During a monthlong trial last fall, experts called by the plaintiffs' lawyers testified that blacks are hired at lower rates than whites with similar qualifications and receive less favorable evaluations and lower starting salaries. An employment consultant hired by the administration of Gov. Tom Vilsack, who served from 1999 to 2007, warned of hiring disparities between whites and minorities in a report issued after he left office.

Vilsack's successor, Democratic Gov. Chet Culver, issued an executive order requiring agencies to improve the diversity of the workforce. State officials called that evidence of progress, but class lawyers argued it turned out to be ineffective because rules meant to prevent bias still were not followed.

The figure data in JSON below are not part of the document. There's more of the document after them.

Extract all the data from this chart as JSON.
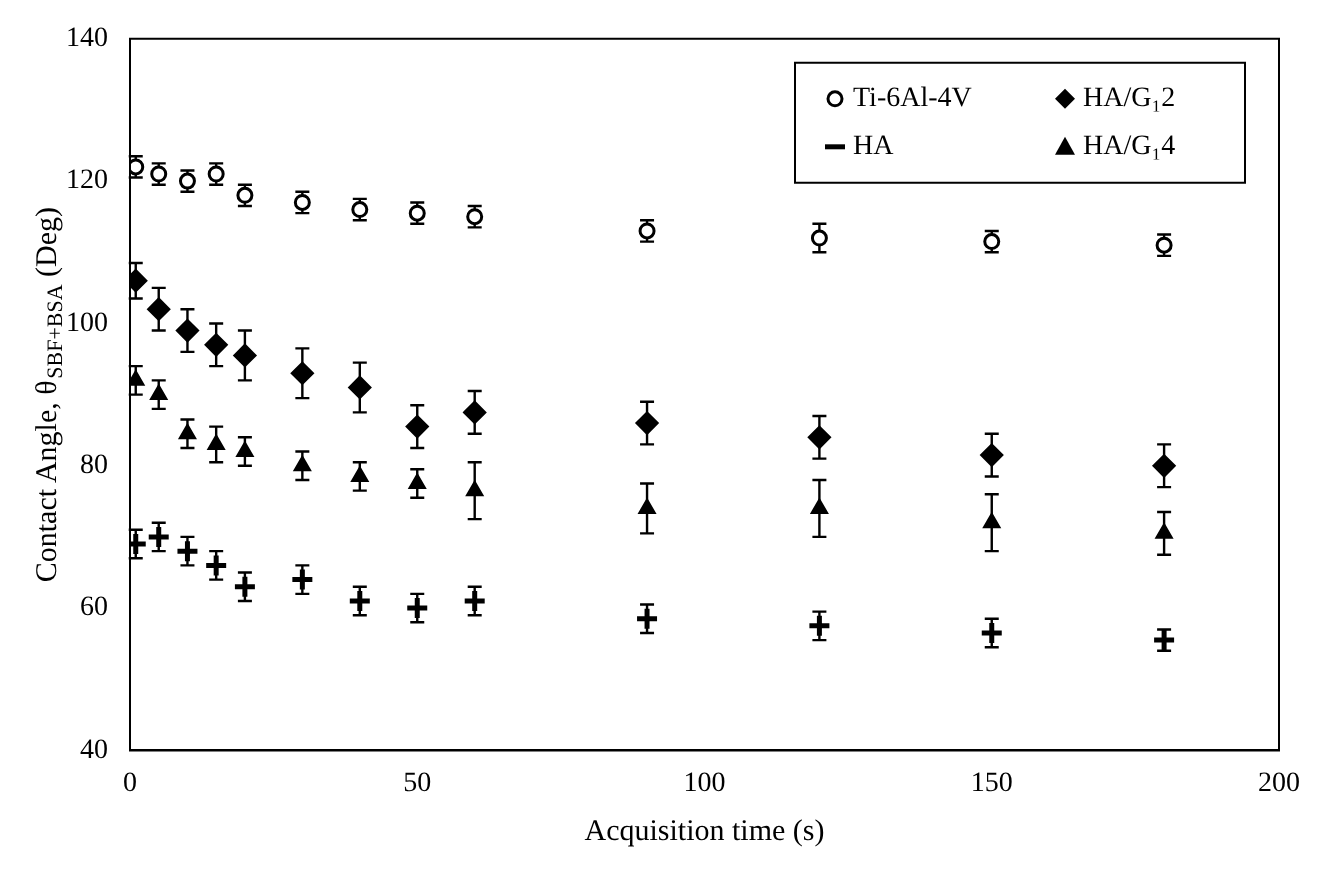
{
  "chart_data": {
    "type": "scatter",
    "xlabel": "Acquisition time (s)",
    "ylabel": "Contact Angle, θ$_{SBF+BSA}$ (Deg)",
    "x": [
      1,
      5,
      10,
      15,
      20,
      30,
      40,
      50,
      60,
      90,
      120,
      150,
      180
    ],
    "series": [
      {
        "name": "Ti-6Al-4V",
        "color": "#000000",
        "marker": "circle",
        "values": [
          122,
          121,
          120,
          121,
          118,
          117,
          116,
          115.5,
          115,
          113,
          112,
          111.5,
          111
        ],
        "errors": [
          1.5,
          1.5,
          1.5,
          1.5,
          1.5,
          1.5,
          1.5,
          1.5,
          1.5,
          1.5,
          2,
          1.5,
          1.5
        ]
      },
      {
        "name": "HA/G₁2",
        "color": "#000000",
        "marker": "diamond",
        "values": [
          106,
          102,
          99,
          97,
          95.5,
          93,
          91,
          85.5,
          87.5,
          86,
          84,
          81.5,
          80
        ],
        "errors": [
          2.5,
          3,
          3,
          3,
          3.5,
          3.5,
          3.5,
          3,
          3,
          3,
          3,
          3,
          3
        ]
      },
      {
        "name": "HA",
        "color": "#000000",
        "marker": "cross",
        "values": [
          69,
          70,
          68,
          66,
          63,
          64,
          61,
          60,
          61,
          58.5,
          57.5,
          56.5,
          55.5
        ],
        "errors": [
          2,
          2,
          2,
          2,
          2,
          2,
          2,
          2,
          2,
          2,
          2,
          2,
          1.5
        ]
      },
      {
        "name": "HA/G₁4",
        "color": "#000000",
        "marker": "triangle",
        "values": [
          92,
          90,
          84.5,
          83,
          82,
          80,
          78.5,
          77.5,
          76.5,
          74,
          74,
          72,
          70.5
        ],
        "errors": [
          2,
          2,
          2,
          2.5,
          2,
          2,
          2,
          2,
          4,
          3.5,
          4,
          4,
          3
        ]
      }
    ],
    "xlim": [
      0,
      200
    ],
    "xticks": [
      0,
      50,
      100,
      150,
      200
    ],
    "ylim": [
      40,
      140
    ],
    "yticks": [
      40,
      60,
      80,
      100,
      120,
      140
    ],
    "grid": false,
    "legend": "top right"
  }
}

Republican Gov. Terry Branstrad said last fall his administration had ensured agencies were following uniform rules to stop any abuse - but a top state employment official testified days later he'd seen no substantive changes to hiring practices in years. Blacks represented 2.9 percent of the state's population in 2010 and 2.4 percent of the state workforce.

Among those who testified was Charles Zanders, of Waterloo, who was passed over for an interview for a position with the Iowa Communications Network in 2008 despite having worked 29 years in the telecommunications industry.

"I was very angry at that time and felt like I'd been stepped on," Zanders, 60, said.

In a brief submitted in December, plaintiffs' lawyers sought lost wages of about $67 million minus what they earned in the meantime. But in court documents, Newkirk said it was even more important that Blink order changes in the way state officials train managers, screen candidates and track disparities in hiring.

Lawyers working for Attorney General Tom Miller, a Democrat, argued that the plaintiffs failed to show bias across state government.

"The record simply does not support Plaintiffs' charge that some monolithic, immutable force of bias infected the decisions made by every department, at every step, for every job, for every year of the class period," they wrote in a final brief last month.